The solution was to prepare the liver for supercooling by using protective agents that prevented freezing.
Experiments on discarded human livers showed they could be kept for 27 hours, rather than the typical nine hours when the organs are stored on ice.
The research team said the results were “quite phenomenal”
One of the researchers, Dr Reinier de Vries, said: “This is a big breakthrough in organ preservation.
“This is the first time that we actually show that it is feasible to preserve human organs at sub-zero temperatures.”
The livers functioned as expected – based on tests such as oxygen use, bile production and lactate metabolism, when they were brought back up to temperature.

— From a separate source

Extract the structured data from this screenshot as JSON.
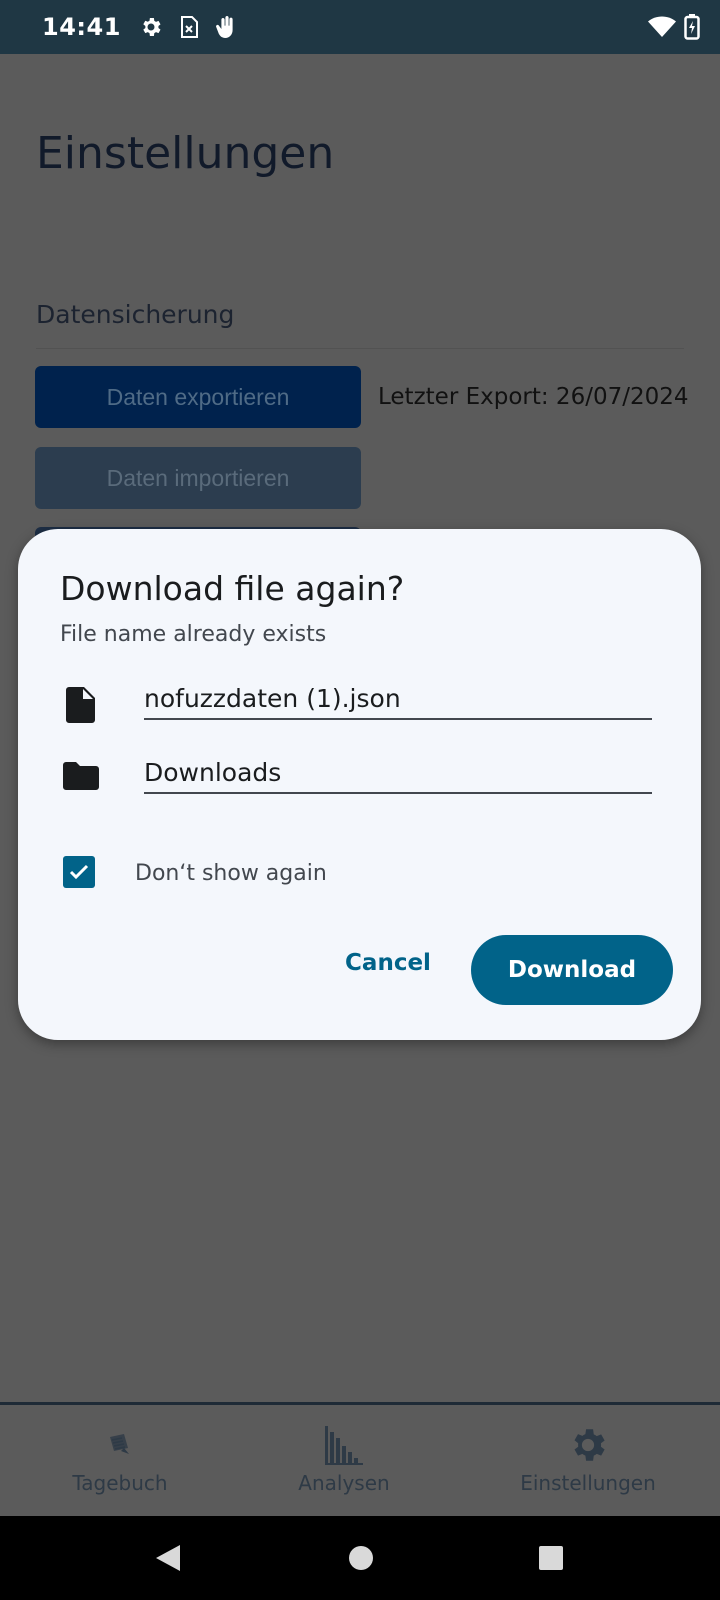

They also survived a “simulated transplant” when they were connected back up to an artificial blood supply.
The researchers could not experiment on organs that would have been suitable for transplant.
But they believe organs that started off healthier could be preserved much longer.
“[It’s] in the order of days, not sure how many,” researcher Dr Korkut Uygun said.
“We obviously can only do these experiments with grafts that are not good enough for transplant and it is great that despite being organs that are already injured, our experiments can be preserved for over a day.”
The longer an organ can survive outside the body, the greater the chances of getting it to a patient that needs it.
It also gives more time for tests to ensure the donor organ is a good match for the patient.
The NHS has already started using a “warm liver” approach to keeping the organs going for longer.
They are connected to a perfusion machine, which keeps the livers at body temperature and gives them the oxygen and nutrients they need.
The super-cooling technique builds on this approach.
Dr Korkut Uygun said: “We’ll need both perfusion and super-cooling to really make a difference in the world.
“The ultimate goal here is true organ banking (for years), so it’s not like if we reach 24 hours the problem is solved and we can all go home.”
The British Liver Trust said hundreds of people died every year waiting for a transplant.
Pamela Healy, the charity’s head, said: “Finding new ways to increase the number of organs available at any one time is vital to reduce waiting times and increase the chance of a successful transplantation taking place.
“This research project into increasing the number of livers available for transplant is welcomed. We await further research into this potentially exciting development.”